Case study: SAN implementation

After experiencing 200 percent growth in its data within 18 months, investment and insurance firm Norwich Union Australia had to find a way to meet its current storage demands, while still leaving room for more growth. ZDNet Australia takes a look at its approach to the problem.

Martin Meldrum, IT technical consultant at Norwich Union Australia, said that added to this massive data growth, local disk storage was exceeded, and there was a lack of redundant fabric for high availability. To manage its storage, the company opted for a Storage Area Network (SAN).

The company already had two existing Brocade 2800 switches running at capacity and one of the issues it had to explore was the complexity of adding additional 2800 switches into its environment.

Meldrum said two staff members worked on the rollout of the new SAN, putting in about 150 hours between them on the project.

Although he wouldn't cite an exact cost for the SAN implementation, Meldrum indicated the company had spent close to AU$1 million on hardware.

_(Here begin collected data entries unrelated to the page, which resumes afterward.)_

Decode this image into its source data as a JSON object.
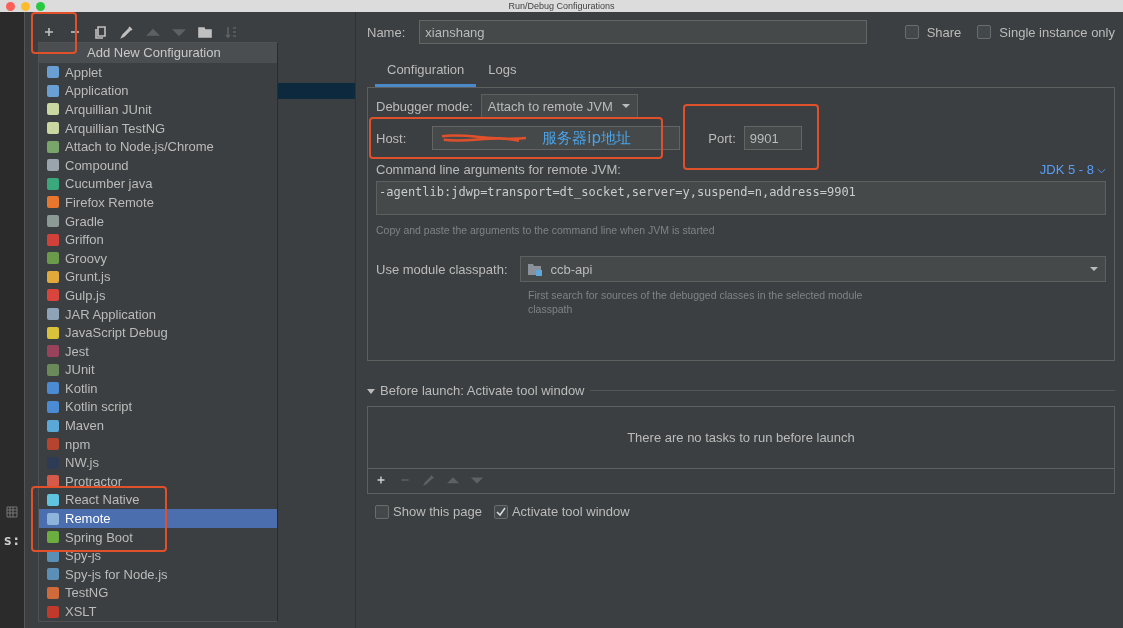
{
  "window": {
    "title": "Run/Debug Configurations"
  },
  "background": {
    "text": "s:"
  },
  "toolbar": {
    "buttons": [
      {
        "kind": "add",
        "disabled": false
      },
      {
        "kind": "remove",
        "disabled": false
      },
      {
        "kind": "copy",
        "disabled": false
      },
      {
        "kind": "edit",
        "disabled": false
      },
      {
        "kind": "up",
        "disabled": true
      },
      {
        "kind": "down",
        "disabled": true
      },
      {
        "kind": "folder",
        "disabled": false
      },
      {
        "kind": "sort",
        "disabled": true
      }
    ]
  },
  "popup": {
    "title": "Add New Configuration",
    "items": [
      {
        "label": "Applet",
        "color": "#6a9fd4",
        "selected": false
      },
      {
        "label": "Application",
        "color": "#6a9fd4",
        "selected": false
      },
      {
        "label": "Arquillian JUnit",
        "color": "#c8d8a0",
        "selected": false
      },
      {
        "label": "Arquillian TestNG",
        "color": "#c8d8a0",
        "selected": false
      },
      {
        "label": "Attach to Node.js/Chrome",
        "color": "#7aa56a",
        "selected": false
      },
      {
        "label": "Compound",
        "color": "#9aa4ad",
        "selected": false
      },
      {
        "label": "Cucumber java",
        "color": "#3aa87a",
        "selected": false
      },
      {
        "label": "Firefox Remote",
        "color": "#e8762d",
        "selected": false
      },
      {
        "label": "Gradle",
        "color": "#8c9a95",
        "selected": false
      },
      {
        "label": "Griffon",
        "color": "#d0413a",
        "selected": false
      },
      {
        "label": "Groovy",
        "color": "#6b9b4a",
        "selected": false
      },
      {
        "label": "Grunt.js",
        "color": "#e0a93a",
        "selected": false
      },
      {
        "label": "Gulp.js",
        "color": "#d9443c",
        "selected": false
      },
      {
        "label": "JAR Application",
        "color": "#8fa3b8",
        "selected": false
      },
      {
        "label": "JavaScript Debug",
        "color": "#d9c23a",
        "selected": false
      },
      {
        "label": "Jest",
        "color": "#99425b",
        "selected": false
      },
      {
        "label": "JUnit",
        "color": "#6a8a5a",
        "selected": false
      },
      {
        "label": "Kotlin",
        "color": "#4b8bd4",
        "selected": false
      },
      {
        "label": "Kotlin script",
        "color": "#4b8bd4",
        "selected": false
      },
      {
        "label": "Maven",
        "color": "#59a8d8",
        "selected": false
      },
      {
        "label": "npm",
        "color": "#b5452f",
        "selected": false
      },
      {
        "label": "NW.js",
        "color": "#2e3b55",
        "selected": false
      },
      {
        "label": "Protractor",
        "color": "#d65a4a",
        "selected": false
      },
      {
        "label": "React Native",
        "color": "#5fc4e0",
        "selected": false
      },
      {
        "label": "Remote",
        "color": "#8fb4dc",
        "selected": true
      },
      {
        "label": "Spring Boot",
        "color": "#6cad3f",
        "selected": false
      },
      {
        "label": "Spy-js",
        "color": "#5c8fb5",
        "selected": false
      },
      {
        "label": "Spy-js for Node.js",
        "color": "#5c8fb5",
        "selected": false
      },
      {
        "label": "TestNG",
        "color": "#d06a3a",
        "selected": false
      },
      {
        "label": "XSLT",
        "color": "#c0392b",
        "selected": false
      }
    ]
  },
  "name": {
    "label": "Name:",
    "value": "xianshang"
  },
  "share": {
    "label": "Share",
    "checked": false
  },
  "single_instance": {
    "label": "Single instance only",
    "checked": false
  },
  "tabs": [
    {
      "label": "Configuration",
      "selected": true
    },
    {
      "label": "Logs",
      "selected": false
    }
  ],
  "debugger_mode": {
    "label": "Debugger mode:",
    "value": "Attach to remote JVM"
  },
  "host": {
    "label": "Host:",
    "note": "服务器ip地址"
  },
  "port": {
    "label": "Port:",
    "value": "9901"
  },
  "args": {
    "label": "Command line arguments for remote JVM:",
    "jdk": "JDK 5 - 8",
    "value": "-agentlib:jdwp=transport=dt_socket,server=y,suspend=n,address=9901",
    "hint": "Copy and paste the arguments to the command line when JVM is started"
  },
  "module": {
    "label": "Use module classpath:",
    "value": "ccb-api",
    "hint": "First search for sources of the debugged classes in the selected module classpath"
  },
  "before_launch": {
    "title": "Before launch: Activate tool window",
    "expanded": true,
    "empty_text": "There are no tasks to run before launch",
    "tools": [
      {
        "kind": "add",
        "disabled": false
      },
      {
        "kind": "remove",
        "disabled": true
      },
      {
        "kind": "edit",
        "disabled": true
      },
      {
        "kind": "up",
        "disabled": true
      },
      {
        "kind": "down",
        "disabled": true
      }
    ]
  },
  "options": [
    {
      "label": "Show this page",
      "checked": false
    },
    {
      "label": "Activate tool window",
      "checked": true
    }
  ]
}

Norwich Union Australia opted to expand its existing Brocade SAN by adding a Brocade SilkWorm 12000 core fabric switch to the fibre channel switches.

All this was then connected to the firm's IBM LTO and HDS 9970v tape drives, which were running in a Solaris, Windows NT and Netware environment. IBM's Tivoli Storage Manager was used as the SAN management tool.

Among the reasons Norwich Union opted for SAN as its storage solution was that it allowed the firm to utilise existing storage resources, and also maintain continuous access to data, according to information provided by the company.

The firm estimates that benefits of the SAN implementation has seen it achieve 99.95 percent internal-systems uptime, a back-up window shortened from six to four hours, a 30 percent increase in storage utilisation, and a 15 to 20 percent reduction in hardware maintenance.

Redundancy of the new SAN also meant fault tolerance and service disruption for server and storage upgrades was minimised, according to the company.

Meldrum said the biggest problem during the rollout had been getting downtime for the servers. He said the team had taken the servers down for an average of four hours at a time, and tended to work through the night to minimise disruption to other staff.

Meldrum revealed Norwich Union Australia planned to continue storage consolidation of its production servers, in the future, from local disk to SAN, to free up local disk for development servers.

He believed that installing the SAN would allow the introduction of new tools and processes that would lessen the negative effect of data growth and distributed storage structures.